Simple wisdom comes out on top, no matter who you are: The most sustainable product is the one you never bought in the first place.
Whenever making a new purchase, try to picture where the item will end up after you discard it. Can it be composted, reused, or responsibly recycled? Or would it probably end up in a landfill or body of water? Visualizing the full lifecycle of an item can help sway your decisions to be as sustainable as possible.
Over-consumption is built into our institutions—and the low price tag of a new gadget or stay at an all-inclusive resort hardly represents its true environmental impact.
When wealth and purchasing power grows, overconsumption habits (and disastrous environmental outcomes) can certainly follow. But why do we continue to crave the latest technology, the newest clothing, and the flashiest fashions even when we know what they cost the planet? “I don’t think consumers are behaving in a weird way,” Garcia says. “The system allows and enhances that behavior to make it seem not only acceptable, but desirable for many people to achieve certain levels of high consumption.” Frick also points out that even well-intentioned buyers are often pushed to seek out new stuff.

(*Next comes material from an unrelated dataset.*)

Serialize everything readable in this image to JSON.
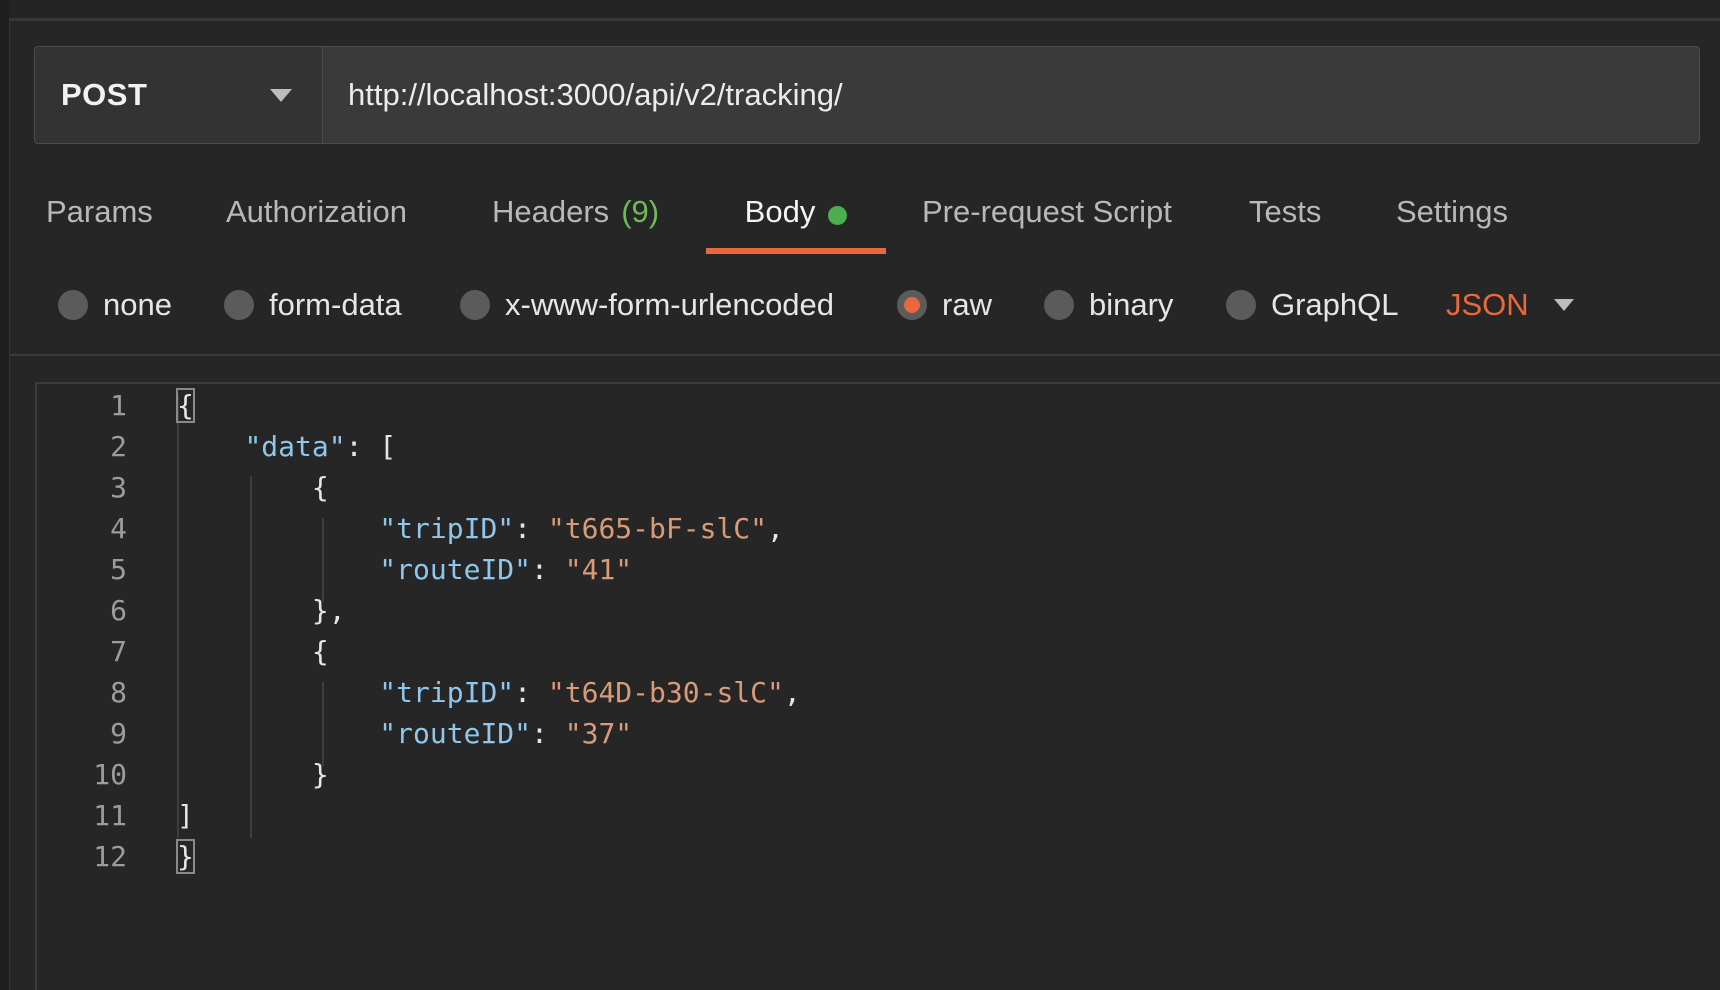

While some people salivate over trendy gadgets, for example, others are simply dealing with software that’s bound to go obsolete and devices that are made to break easily and difficult to repair.
Many people in the global north tend to think that it is their right and that it is normal to consume the amount that we consume today,” says Vivian Frick, sustainability researcher at the Institute for Ecological Economy Research in Germany. “They often completely forget that the consumption level that we have depends on exploiting other countries, having cheap resources from other countries, and having cheap labor. Prices would actually be very different if they were fair.”